Thursday, March 2, 2017

The Outwin 2016 at the Tacoma Art Museum (TAM)


"Outwin"? Ever hear of it? I hadn't until the email from TAM announcing the opening came a while back.

Subtitled "American Portrature Today", it is a triennial competition sponsored by the National Portrait Gallery (part of the Smithsonian) and is juried by a panel of curators from the Portrait Gallery and, significantly, working artists. It is open to any artist, professional or Sunday only, working in any medium, in the United States. This, the 4th Outwin, drew over 2500 entrants and was winnowed down to 43 -- a size just about right for two of the north galleries at TAM. This is the first venue after it hung in the Smithsonian.

Why "Outwin"? Virginia Outwin Boucher was a passionate supporter of the National Portrait Gallery and volunteered there for nearly 20 years. She and her children endowed the competition in her honor.

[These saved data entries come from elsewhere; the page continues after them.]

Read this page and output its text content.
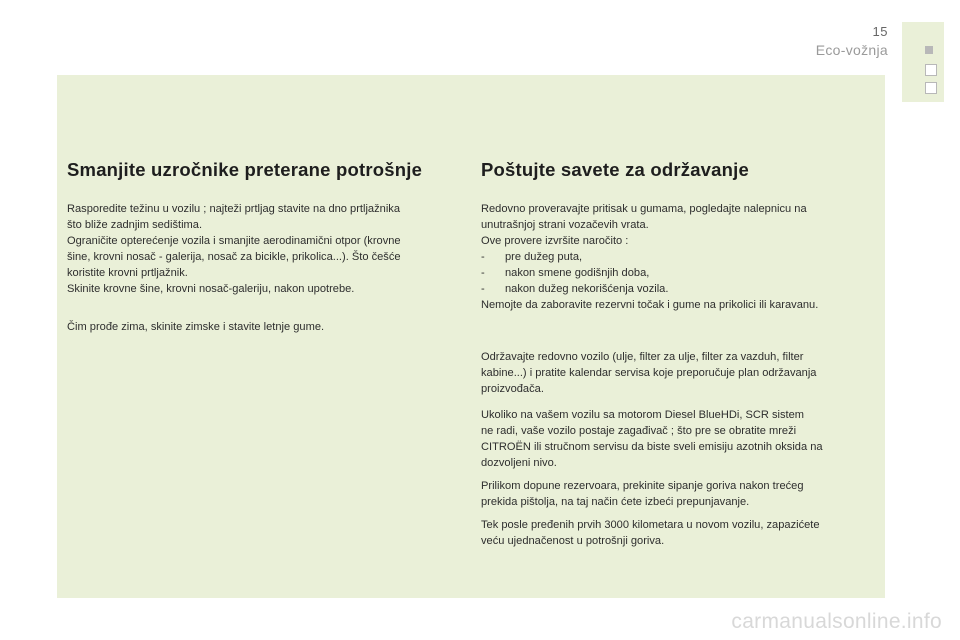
15
Eco-vožnja
Smanjite uzročnike preterane potrošnje

Rasporedite težinu u vozilu ; najteži prtljag stavite na dno prtljažnika

što bliže zadnjim sedištima.

Ograničite opterećenje vozila i smanjite aerodinamični otpor (krovne

šine, krovni nosač - galerija, nosač za bicikle, prikolica...). Što češće

koristite krovni prtljažnik.

Skinite krovne šine, krovni nosač-galeriju, nakon upotrebe.

Čim prođe zima, skinite zimske i stavite letnje gume.

Poštujte savete za održavanje

Redovno proveravajte pritisak u gumama, pogledajte nalepnicu na

unutrašnjoj strani vozačevih vrata.

Ove provere izvršite naročito :

-	pre dužeg puta,
-	nakon smene godišnjih doba,
-	nakon dužeg nekorišćenja vozila.

Nemojte da zaboravite rezervni točak i gume na prikolici ili karavanu.

Održavajte redovno vozilo (ulje, filter za ulje, filter za vazduh, filter

kabine...) i pratite kalendar servisa koje preporučuje plan održavanja

proizvođača.

Ukoliko na vašem vozilu sa motorom Diesel BlueHDi, SCR sistem

ne radi, vaše vozilo postaje zagađivač ; što pre se obratite mreži

CITROËN ili stručnom servisu da biste sveli emisiju azotnih oksida na

dozvoljeni nivo.

Prilikom dopune rezervoara, prekinite sipanje goriva nakon trećeg

prekida pištolja, na taj način ćete izbeći prepunjavanje.

Tek posle pređenih prvih 3000 kilometara u novom vozilu, zapazićete

veću ujednačenost u potrošnji goriva.

carmanualsonline.info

I can't say that I was particularly excited by "Miss Everything", the first prize winner that illustrated the email announcement from TAM but Barbara and I were ready for a brief road trip so we took the arduous journey down I5 to see it yesterday. Three years or so back TAM received a mammoth gift of vintage and contemporary art of the American west from the Haub family (along with the money to build a new wing to house it -- wouldn't it be nice to have the loot to afford to do something like that?) and much more recently a smaller but similarly impressive gift of contemporary Northwest art from the Benaroya family (along with the money to build yet another new wing to house that). But I digress again.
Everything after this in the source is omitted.